A while back, my pahdner in crime, Udo Szabo, dropped on my desk a few chapters of Charles Leadbeaters book-in-progress, ‘We Think: why mass creativity is the next big thing.’
It was a great summary of the strength of bottom-up community-based organizations. From schools in India to Open Source Software to Wikipedia, he analyzes a great many examples of movements that have arisen from hierarchy-less groups with a common purpose. As with many such books, not very revealing, but very inspiring when all the examples are placed side by side and compared.
The matrix organization
For much of my life I have worked in very flat and small organizations. Indeed, even though I have been in corporate life for only six years, until recently I was pretty much insulated from the real Mega-Corporate Matrix (hmm, now that I put it that way, leads to other imagery).
Now, as I try to navigate the Matrix and try to bring change (for example, my project team pretty much tries to ignore organization walls), I realize that the Matrix organization is a recent invention. Could there be an alternative?
Indeed, Leadbeater’s stuff got me thinking that somewhere in his thought process there was an answer.
Think: the Medici’s and the Hanseatic league, not to mention the Roman Empire or the Hun Khanate, were able to exert considerable influence and power across huge geographies, cultures, and economies – all asynchronously, too.
What I’m leading to is that Leadbeater shows that organizations do not have to be hierarchical or authoritarian. I just wasn’t sure if such Open Source mentality could be applied to a product development organization such as ours.
<breathe>
Crowdsourcing product developement
Lo! The great guys from Trendwatchers.com pointed out this company that is doing just that, crowd-creating manufactured products (link below). Sure, there are places like Threadless and La Fraise, but this is much more complicated – consumer electronics.
What do you think? can it succeed? Can it compete?
Link: CROWD CLOUT | Groups of consumers exercising their collective (purchasing) power:
Another initiative to watch: French CrowdSpirit. Currently in beta-mode, the company hopes to go full circle on crowd-innovation: participants not only submit ideas for consumer electronics, but also take part in every stage of the product life cycle, up to purchasing the end result. In the first stage of the project, the focus will be on products with a market price below EUR 150 (USD 190).
How it will work:
Step 1: The community sends ideas, fine tunes them & votes for the best one.
Step 2: The best ideas and their product specifications are jointly defined with CrowdSpirit’s research and manufacturing partners. Community Investors start financing the product development.
Step 3: The first prototype is tested and fine-tuned by the community.

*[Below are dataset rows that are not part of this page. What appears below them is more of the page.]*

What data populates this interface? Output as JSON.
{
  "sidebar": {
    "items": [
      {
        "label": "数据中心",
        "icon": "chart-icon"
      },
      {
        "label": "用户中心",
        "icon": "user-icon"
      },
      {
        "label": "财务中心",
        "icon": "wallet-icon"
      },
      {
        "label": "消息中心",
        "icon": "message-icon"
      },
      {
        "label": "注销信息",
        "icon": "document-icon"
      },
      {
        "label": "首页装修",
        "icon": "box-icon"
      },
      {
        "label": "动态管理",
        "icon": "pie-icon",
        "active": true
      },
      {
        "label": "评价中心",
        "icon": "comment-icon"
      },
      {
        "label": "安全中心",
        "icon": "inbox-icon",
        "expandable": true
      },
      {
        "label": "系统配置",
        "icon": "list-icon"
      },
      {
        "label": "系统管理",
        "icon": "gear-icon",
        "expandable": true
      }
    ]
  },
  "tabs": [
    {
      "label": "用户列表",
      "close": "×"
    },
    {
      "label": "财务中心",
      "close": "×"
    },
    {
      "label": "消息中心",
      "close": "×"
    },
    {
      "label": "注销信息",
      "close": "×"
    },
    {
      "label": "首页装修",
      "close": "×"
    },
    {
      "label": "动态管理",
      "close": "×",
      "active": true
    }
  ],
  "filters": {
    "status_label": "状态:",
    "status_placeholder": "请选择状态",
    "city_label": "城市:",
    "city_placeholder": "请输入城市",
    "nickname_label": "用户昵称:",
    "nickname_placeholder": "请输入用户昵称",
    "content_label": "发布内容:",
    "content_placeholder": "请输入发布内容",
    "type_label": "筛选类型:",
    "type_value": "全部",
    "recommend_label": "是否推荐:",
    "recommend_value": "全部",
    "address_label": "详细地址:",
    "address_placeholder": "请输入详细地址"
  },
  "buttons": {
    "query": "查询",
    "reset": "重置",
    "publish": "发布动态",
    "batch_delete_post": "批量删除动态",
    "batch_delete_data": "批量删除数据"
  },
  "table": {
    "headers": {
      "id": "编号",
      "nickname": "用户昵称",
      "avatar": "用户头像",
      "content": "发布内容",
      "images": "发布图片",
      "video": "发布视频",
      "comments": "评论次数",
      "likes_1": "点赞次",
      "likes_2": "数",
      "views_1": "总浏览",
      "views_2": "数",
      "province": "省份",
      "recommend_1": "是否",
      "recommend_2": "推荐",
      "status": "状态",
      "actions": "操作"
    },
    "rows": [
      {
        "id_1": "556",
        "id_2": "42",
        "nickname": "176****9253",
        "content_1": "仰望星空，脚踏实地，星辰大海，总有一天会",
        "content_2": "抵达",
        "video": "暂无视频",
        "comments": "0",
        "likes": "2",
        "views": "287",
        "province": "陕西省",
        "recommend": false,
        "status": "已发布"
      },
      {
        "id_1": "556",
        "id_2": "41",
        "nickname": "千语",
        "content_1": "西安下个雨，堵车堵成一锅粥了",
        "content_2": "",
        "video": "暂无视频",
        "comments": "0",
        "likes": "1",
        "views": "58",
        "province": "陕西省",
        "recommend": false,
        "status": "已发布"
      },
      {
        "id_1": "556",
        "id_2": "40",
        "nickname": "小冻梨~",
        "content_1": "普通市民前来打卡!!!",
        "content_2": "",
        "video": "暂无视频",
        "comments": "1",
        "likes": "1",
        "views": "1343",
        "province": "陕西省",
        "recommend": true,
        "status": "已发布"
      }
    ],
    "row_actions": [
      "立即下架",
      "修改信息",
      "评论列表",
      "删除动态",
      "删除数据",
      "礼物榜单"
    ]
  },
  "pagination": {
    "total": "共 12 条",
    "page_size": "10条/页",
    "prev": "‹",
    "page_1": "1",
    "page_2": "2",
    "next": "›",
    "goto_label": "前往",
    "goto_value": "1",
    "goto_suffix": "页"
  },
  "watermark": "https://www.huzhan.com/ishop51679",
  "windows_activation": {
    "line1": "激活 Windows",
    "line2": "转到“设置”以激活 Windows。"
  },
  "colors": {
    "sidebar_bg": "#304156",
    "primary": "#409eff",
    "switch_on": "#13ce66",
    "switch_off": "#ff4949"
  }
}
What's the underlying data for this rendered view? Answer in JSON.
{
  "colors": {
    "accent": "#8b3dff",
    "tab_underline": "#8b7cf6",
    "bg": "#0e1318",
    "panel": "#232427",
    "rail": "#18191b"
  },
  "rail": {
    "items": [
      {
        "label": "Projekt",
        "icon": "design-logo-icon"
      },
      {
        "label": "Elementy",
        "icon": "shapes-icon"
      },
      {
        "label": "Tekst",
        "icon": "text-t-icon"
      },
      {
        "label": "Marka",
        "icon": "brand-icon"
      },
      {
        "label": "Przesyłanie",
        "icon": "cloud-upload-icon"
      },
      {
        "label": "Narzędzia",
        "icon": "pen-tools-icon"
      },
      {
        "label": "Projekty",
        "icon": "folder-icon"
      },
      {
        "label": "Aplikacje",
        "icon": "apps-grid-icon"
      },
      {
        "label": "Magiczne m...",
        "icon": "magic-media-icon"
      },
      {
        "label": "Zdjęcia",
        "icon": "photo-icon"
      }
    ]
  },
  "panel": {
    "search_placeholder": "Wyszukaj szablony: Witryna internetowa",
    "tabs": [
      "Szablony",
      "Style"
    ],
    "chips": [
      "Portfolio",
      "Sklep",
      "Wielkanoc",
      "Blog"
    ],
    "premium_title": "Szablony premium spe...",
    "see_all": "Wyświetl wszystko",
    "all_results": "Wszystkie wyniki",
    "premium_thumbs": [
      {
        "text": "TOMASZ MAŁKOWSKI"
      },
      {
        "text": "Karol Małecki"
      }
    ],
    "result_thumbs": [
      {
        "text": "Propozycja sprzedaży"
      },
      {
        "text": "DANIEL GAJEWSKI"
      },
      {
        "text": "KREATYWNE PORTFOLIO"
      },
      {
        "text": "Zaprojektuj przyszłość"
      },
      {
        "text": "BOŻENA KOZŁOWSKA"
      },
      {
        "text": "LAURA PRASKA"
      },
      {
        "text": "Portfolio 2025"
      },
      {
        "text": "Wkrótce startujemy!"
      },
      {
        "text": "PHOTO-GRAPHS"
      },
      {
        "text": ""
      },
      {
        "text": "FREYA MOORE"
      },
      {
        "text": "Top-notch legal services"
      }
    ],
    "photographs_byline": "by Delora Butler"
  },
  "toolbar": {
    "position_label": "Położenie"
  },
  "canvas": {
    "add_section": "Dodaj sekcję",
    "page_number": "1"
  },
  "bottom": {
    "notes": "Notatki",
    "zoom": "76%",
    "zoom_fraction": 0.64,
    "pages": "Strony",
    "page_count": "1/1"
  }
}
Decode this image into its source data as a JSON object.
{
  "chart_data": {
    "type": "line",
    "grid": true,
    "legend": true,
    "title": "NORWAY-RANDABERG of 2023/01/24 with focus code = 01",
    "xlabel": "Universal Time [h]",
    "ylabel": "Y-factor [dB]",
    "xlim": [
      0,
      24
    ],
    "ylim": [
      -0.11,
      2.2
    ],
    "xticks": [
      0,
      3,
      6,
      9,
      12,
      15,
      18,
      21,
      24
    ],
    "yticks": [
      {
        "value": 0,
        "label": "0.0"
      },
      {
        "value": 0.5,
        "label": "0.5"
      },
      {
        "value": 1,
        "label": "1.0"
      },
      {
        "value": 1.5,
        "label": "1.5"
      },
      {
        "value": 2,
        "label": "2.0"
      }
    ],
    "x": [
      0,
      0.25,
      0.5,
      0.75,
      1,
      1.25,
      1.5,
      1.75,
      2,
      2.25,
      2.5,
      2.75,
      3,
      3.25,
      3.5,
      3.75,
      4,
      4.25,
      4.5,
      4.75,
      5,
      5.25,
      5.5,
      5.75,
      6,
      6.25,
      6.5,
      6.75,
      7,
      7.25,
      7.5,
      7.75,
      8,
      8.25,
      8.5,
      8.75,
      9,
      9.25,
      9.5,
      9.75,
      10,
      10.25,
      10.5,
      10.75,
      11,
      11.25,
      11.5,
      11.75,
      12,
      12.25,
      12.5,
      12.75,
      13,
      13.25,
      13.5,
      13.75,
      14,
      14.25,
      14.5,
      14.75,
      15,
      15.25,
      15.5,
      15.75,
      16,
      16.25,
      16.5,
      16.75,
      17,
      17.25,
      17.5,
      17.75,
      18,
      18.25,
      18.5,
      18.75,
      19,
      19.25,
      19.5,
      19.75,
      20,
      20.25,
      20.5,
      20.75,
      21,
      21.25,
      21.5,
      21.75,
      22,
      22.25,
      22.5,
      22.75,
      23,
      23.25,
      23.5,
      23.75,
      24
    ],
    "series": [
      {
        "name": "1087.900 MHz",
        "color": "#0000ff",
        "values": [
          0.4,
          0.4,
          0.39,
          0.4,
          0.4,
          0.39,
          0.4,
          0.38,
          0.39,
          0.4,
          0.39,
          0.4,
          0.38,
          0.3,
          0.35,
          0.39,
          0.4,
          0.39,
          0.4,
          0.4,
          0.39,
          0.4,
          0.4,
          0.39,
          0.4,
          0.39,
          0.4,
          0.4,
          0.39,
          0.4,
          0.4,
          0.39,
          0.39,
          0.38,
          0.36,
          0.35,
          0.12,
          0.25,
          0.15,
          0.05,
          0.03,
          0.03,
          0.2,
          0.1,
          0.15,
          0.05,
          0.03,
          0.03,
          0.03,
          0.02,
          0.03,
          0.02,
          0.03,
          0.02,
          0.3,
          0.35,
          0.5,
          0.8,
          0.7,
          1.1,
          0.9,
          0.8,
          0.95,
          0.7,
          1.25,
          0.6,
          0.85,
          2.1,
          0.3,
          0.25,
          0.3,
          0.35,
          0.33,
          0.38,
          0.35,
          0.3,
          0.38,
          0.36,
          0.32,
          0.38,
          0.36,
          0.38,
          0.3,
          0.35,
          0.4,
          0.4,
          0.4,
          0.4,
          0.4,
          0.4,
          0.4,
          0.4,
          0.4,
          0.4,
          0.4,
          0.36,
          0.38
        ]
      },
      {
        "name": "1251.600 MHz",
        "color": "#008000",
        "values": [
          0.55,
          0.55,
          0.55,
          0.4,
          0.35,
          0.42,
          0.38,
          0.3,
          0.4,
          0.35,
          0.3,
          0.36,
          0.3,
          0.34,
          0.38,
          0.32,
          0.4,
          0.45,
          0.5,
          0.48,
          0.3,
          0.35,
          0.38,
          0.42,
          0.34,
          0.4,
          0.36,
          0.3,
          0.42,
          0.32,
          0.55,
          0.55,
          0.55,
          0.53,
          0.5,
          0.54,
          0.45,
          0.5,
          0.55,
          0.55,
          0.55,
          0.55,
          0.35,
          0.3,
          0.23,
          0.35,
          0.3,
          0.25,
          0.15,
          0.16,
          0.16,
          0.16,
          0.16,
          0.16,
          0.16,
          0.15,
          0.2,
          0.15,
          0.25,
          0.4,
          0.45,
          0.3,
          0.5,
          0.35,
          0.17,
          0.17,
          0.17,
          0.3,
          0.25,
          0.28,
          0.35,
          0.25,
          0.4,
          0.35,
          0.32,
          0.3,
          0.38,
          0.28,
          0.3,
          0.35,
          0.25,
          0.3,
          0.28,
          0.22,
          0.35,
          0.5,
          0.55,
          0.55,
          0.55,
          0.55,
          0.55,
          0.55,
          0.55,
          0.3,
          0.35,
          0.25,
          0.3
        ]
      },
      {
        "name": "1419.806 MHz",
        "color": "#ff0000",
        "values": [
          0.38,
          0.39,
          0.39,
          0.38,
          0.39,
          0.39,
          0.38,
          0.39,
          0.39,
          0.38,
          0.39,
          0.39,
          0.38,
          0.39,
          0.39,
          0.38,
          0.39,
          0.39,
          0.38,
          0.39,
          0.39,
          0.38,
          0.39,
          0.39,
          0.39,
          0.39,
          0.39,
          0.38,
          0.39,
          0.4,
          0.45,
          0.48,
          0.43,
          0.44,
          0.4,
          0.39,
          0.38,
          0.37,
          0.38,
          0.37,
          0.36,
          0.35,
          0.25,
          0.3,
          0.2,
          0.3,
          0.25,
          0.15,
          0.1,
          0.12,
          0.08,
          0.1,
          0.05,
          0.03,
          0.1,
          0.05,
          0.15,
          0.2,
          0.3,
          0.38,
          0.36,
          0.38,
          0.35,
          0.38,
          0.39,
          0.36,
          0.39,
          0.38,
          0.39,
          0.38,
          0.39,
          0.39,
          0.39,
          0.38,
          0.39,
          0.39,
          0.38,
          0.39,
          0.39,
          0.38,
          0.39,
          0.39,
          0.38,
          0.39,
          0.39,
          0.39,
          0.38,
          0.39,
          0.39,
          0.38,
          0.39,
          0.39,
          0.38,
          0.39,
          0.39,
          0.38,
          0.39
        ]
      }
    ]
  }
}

Step 4: Customers purchase products thanks to the CrowdSpirit supply chain. The community takes care of product support and recommends products to retailers.A tentative launch is planned for this summer. May we humbly suggest that every B2C industry, from travel to food & beverage experiment with this model? If only to get a feel for the innovation prowess of ‘ordinary consumers’. But we’re digressing, we’ve hit you over the head with this many times in our CUSTOMER-MADE briefings 😉
Hev you seen his speech on TED talks? Great stuff!